長瀬智也、残された命とどう向き合う? 『ごめん、愛してる』吉岡里帆に迫った4択

長瀬智也、残された命とどう向き合う?

「僕の目はサファイアでできている。この目を取り出して、運んでおくれ」ツバメに頼み、 金や宝石でできた体のパーツを人に与え、自分はどんどんボロボロになってしまう『幸福な王子』。その寓話を読んで「かわいそうだよね」という若菜(池脇千鶴)に、「かわいそうじゃねえだろ。そいつは好きでやってるんだからさ。自分のものを人にやって、人の喜ぶ顔を見て自分も嬉しくなったんじゃねえか? だから“幸福な”王子っていうんだろ」とやさしく諭す律(長瀬智也)。若菜の息子・魚(大智)に持っている貯金を渡し、きっと心臓をサトル(坂口健太郎)に……思い返せば、律が持っていた指輪もサファイアだった。死期が迫る律は、このまま幸福な王子となるのだろうか。

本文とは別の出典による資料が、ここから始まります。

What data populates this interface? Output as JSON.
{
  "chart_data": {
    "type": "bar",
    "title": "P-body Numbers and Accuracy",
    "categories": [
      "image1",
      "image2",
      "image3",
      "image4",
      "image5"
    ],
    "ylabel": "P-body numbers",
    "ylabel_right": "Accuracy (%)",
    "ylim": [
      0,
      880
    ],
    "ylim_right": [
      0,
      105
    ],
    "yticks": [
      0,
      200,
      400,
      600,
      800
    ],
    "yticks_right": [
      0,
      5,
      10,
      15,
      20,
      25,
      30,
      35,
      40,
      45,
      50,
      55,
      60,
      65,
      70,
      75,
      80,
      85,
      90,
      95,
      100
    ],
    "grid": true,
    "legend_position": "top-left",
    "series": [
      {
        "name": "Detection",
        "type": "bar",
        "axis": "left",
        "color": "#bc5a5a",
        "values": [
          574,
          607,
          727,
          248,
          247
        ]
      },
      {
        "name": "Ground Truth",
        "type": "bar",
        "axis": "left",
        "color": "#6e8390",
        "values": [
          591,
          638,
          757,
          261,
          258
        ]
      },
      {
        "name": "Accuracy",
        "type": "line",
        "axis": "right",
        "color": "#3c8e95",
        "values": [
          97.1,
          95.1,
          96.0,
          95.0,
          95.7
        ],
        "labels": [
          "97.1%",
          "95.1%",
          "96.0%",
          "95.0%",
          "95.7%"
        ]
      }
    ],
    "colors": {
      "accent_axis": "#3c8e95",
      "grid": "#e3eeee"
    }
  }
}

 8月27日放送『ごめん、愛してる』(TBS系)第7話。律の脳内に残された銃弾は、着実に体を蝕み、手足のしびれや頭痛などが徐々に隠せなくなるほどに進行していた。残された命をどうするか。納得のいく生き様を探す、律の姿が印象的だった。

 親に愛されずに育った自分の“生きる意味とは……。そんなときに、心臓に持病を抱えたサトルに心臓移植が必要だという話が聞こえてくる。「私の心臓を移植して!」という実の母・麗子(大竹しのぶ)の叫び声と共に。「男は自分の母ちゃんを守らなきゃいけない」と魚に話した律が、どんな行動を取ろうと考えたのか想像に難くない。

 “1日1善”ならぬ“1日1膳”。大事な家族と1日1回食卓を囲むことを、律は生きるモットーとしていた。そもそも食事も、植物や動物の命をいただいているのだという意味だと改めて考えると、いつも丁寧に手を合わせて「いただきます」と言っている律は、命の連鎖の中で生かされているということを本能的に感じていたのかもしれない。人は愛や命をもらって、 初めて生きることができるのだ。

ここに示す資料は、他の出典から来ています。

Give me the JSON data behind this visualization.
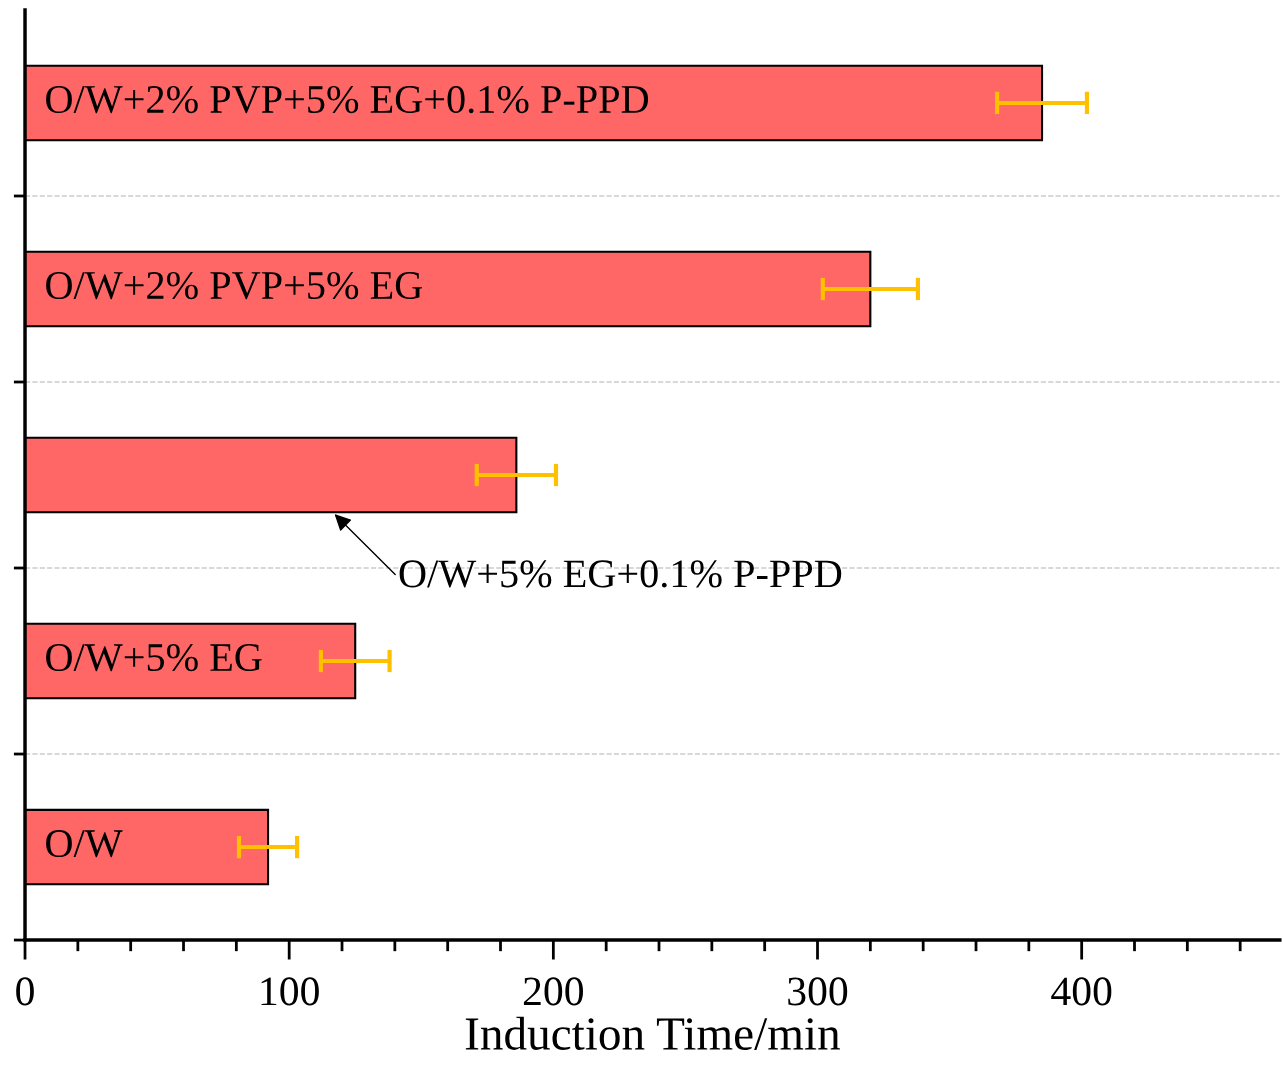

 サトルの看病と助けに応じられなかった罪悪感で、食事もろくに取れずにいた凜華(吉岡里帆)。律は凜華を強引に連れ出し、「1、俺とキスする 2、俺と寝る 3、俺と一緒に死ぬ 4、俺と一緒にここで飯を食う」という4択を迫る。律が背負う現実を知らない凜華にとっては、笑えない冗談のような4択。だが、凜華に触れたいという愛、生きたいという葛藤、死が迫っている恐怖、そして凜華には元気に生きてほしいという希望。その全てがこの4択に凝縮されていると思うと切なさが増す。

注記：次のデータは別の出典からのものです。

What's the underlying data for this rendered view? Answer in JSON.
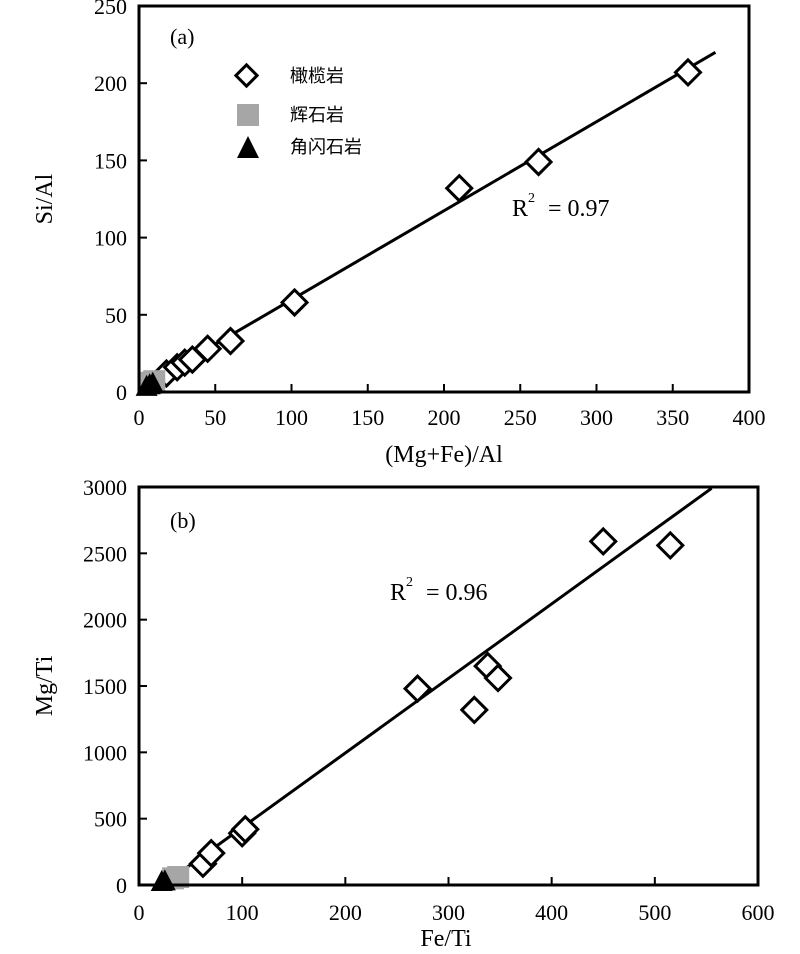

 「うまくて泣いちゃうな」 凜華が泣きじゃくりながら丼を頬張ると、 律はそう言って茶化した。食事は、命を繋ぐ。泣きながら食べ(生き)なくてはならないのが人生なのだ。律に「好き」と告白し、キスをした凜華。だが、“役に立たないと生きている意味がない” と考える律は凜華を守ることができないと考え、「ごめんな、ボケチン。俺は好きじゃねぇ」と拒む。 ポケットに突っ込んだままの手が、その頑なになっている心をそのまま表しているようだった。